"Kalau Anda Ingin Kuliah, Masih Bisa, "Kata Mantan Presiden Soeharto. : Ketika Pak Harto Diwawancarai Imajiner Dengan Menarik Oleh Kreator Youtuber
Bandung, Jurnal Nusa Antara
Pahlawan Nasional, Bapak Pembangunan Indonesia, Mantan Presiden Soeharto memberikan Nasihat dalam sebuah wawancara podcast singkat. Dalam wawancara tersebut Mantan Presiden Soeharto dan Pahlawan Nasional itu memberikan nasihat bahwa kalau mau kuliah saat ini juga masih bisa.
"Kalau Anda Ingin Kuliah, Masih Bisa, "Kata Mantan Presiden Soeharto,
" masih bisa melalui Universitas Terbuka." kata mantan Presiden Soeharto lebih lanjut.
Sayangnya wawancara podcast yang menarik ini hanyalah sebuah konten wawancara imajiner yang dibuat oleh saluran youtube dengan tujuan hiburan, duodolly official.
Akan tetapi meskipun dalam bentuk imajiner, saluran ini dengan sukses membuat hidup kembali mantan Presiden Indonesia yang telah beberapa tahun ini meninggal dunia.
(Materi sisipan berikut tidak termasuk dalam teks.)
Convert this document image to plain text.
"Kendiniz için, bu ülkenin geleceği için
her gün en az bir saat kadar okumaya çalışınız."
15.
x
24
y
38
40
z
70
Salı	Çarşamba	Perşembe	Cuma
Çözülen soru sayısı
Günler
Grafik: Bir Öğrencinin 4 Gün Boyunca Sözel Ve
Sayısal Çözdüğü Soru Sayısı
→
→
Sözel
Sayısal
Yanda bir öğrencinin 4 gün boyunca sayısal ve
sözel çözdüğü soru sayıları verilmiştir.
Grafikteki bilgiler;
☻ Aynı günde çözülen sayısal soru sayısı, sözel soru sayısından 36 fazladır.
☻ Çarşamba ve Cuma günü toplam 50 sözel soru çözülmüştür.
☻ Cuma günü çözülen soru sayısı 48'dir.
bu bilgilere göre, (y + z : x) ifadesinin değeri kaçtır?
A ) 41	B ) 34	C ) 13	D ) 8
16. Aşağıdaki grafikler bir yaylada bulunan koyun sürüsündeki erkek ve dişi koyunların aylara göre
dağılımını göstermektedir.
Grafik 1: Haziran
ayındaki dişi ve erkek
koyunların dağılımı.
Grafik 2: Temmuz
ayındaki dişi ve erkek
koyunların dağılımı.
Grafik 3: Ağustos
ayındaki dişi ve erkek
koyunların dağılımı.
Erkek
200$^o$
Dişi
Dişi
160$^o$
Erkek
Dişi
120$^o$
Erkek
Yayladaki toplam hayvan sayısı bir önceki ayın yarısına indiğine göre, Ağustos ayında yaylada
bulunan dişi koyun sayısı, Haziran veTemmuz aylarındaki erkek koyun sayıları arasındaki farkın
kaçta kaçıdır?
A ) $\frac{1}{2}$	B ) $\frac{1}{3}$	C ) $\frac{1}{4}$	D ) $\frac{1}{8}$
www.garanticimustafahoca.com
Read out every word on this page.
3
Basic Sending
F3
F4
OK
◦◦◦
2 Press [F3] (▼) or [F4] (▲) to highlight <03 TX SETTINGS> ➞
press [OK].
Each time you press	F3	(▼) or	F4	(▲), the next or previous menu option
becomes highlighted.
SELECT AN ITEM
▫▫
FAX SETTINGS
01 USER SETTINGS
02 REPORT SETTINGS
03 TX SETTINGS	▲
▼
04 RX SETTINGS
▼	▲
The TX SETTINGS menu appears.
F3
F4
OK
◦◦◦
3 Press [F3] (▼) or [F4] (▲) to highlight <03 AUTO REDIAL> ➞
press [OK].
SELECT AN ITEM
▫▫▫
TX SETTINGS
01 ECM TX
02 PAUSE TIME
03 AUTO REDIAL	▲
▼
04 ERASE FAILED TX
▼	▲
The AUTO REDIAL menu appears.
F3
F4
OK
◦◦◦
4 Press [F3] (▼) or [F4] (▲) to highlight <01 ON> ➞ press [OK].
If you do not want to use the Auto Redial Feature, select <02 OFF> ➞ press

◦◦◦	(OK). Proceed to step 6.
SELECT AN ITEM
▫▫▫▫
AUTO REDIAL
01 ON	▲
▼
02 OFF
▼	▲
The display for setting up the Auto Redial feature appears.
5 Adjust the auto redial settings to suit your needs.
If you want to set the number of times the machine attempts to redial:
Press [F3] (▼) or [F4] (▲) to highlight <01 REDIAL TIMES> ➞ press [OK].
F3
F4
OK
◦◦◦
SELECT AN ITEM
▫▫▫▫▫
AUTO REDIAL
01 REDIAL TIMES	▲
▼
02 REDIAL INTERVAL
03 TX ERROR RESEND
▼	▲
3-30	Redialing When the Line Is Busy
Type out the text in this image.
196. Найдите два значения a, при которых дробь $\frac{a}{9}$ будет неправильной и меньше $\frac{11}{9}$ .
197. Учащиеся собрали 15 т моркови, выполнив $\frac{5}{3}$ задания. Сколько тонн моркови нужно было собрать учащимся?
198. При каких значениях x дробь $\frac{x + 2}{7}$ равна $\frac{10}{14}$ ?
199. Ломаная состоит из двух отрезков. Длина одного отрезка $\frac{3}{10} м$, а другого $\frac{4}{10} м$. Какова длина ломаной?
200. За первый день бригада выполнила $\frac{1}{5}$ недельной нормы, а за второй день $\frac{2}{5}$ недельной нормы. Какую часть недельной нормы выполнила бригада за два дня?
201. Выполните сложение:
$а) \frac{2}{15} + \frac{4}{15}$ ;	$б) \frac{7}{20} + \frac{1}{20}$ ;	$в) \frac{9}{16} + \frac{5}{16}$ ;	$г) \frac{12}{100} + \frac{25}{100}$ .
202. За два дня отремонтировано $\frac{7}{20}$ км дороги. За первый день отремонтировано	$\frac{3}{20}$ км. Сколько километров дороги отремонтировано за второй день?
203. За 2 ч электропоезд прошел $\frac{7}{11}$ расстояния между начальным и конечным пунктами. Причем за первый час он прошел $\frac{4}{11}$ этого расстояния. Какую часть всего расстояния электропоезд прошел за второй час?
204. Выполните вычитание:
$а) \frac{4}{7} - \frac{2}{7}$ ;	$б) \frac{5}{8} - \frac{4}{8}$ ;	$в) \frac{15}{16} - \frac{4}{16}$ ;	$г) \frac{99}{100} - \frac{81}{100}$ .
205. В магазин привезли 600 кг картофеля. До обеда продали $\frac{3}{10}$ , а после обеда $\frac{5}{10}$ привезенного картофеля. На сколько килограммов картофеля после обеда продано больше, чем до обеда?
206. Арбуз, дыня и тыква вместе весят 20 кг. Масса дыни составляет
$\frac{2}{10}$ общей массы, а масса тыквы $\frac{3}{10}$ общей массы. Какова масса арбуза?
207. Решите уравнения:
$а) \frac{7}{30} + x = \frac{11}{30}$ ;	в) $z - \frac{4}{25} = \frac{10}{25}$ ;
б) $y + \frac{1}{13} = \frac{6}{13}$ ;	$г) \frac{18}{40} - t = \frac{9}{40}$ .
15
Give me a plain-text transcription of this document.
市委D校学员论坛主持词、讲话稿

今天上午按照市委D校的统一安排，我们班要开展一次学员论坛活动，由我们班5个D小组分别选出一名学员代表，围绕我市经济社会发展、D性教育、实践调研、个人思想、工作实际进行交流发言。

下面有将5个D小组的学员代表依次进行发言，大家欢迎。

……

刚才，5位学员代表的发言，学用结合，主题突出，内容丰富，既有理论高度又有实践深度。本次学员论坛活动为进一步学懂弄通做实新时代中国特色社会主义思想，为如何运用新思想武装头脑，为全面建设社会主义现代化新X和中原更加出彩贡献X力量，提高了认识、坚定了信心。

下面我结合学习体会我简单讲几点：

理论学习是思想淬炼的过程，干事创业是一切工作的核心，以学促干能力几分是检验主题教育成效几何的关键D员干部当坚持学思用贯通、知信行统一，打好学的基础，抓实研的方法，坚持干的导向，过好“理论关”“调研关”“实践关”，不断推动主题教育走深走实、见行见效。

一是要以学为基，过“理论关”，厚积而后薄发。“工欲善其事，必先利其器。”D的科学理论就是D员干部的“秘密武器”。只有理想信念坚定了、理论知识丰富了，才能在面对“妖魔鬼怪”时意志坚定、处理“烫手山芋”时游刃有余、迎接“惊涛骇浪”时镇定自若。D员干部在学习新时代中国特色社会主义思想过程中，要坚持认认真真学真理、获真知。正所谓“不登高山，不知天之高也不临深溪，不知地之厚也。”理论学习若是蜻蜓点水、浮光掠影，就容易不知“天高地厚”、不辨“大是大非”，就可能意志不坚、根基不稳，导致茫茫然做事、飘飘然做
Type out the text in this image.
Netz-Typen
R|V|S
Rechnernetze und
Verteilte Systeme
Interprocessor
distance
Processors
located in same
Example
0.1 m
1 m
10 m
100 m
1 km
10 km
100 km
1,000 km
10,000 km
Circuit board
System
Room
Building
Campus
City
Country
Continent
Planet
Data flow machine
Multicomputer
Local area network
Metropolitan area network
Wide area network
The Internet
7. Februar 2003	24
Presiden Soeharto mencatatkan tinta emas dalam sejarah pemerintahannya selama 32 tahun dalam orde yang diberi nama Orde Baru. Pro dan kontra mengikuti perjalanan sejarah Presiden yang diberikan julukan oleh media global sebagai The Smiling General itu, Jenderal yang selalu tersenyum. Julukan kepada Mantan Presiden Soeharto ini mirip dengan julukan yang diberikan oleh media kepada Presiden yang juga Jenderal, Presiden SBY. Kalau Presiden SBY diberi julukan The Thinking General, Jenderal Yang Selalu Berpikir.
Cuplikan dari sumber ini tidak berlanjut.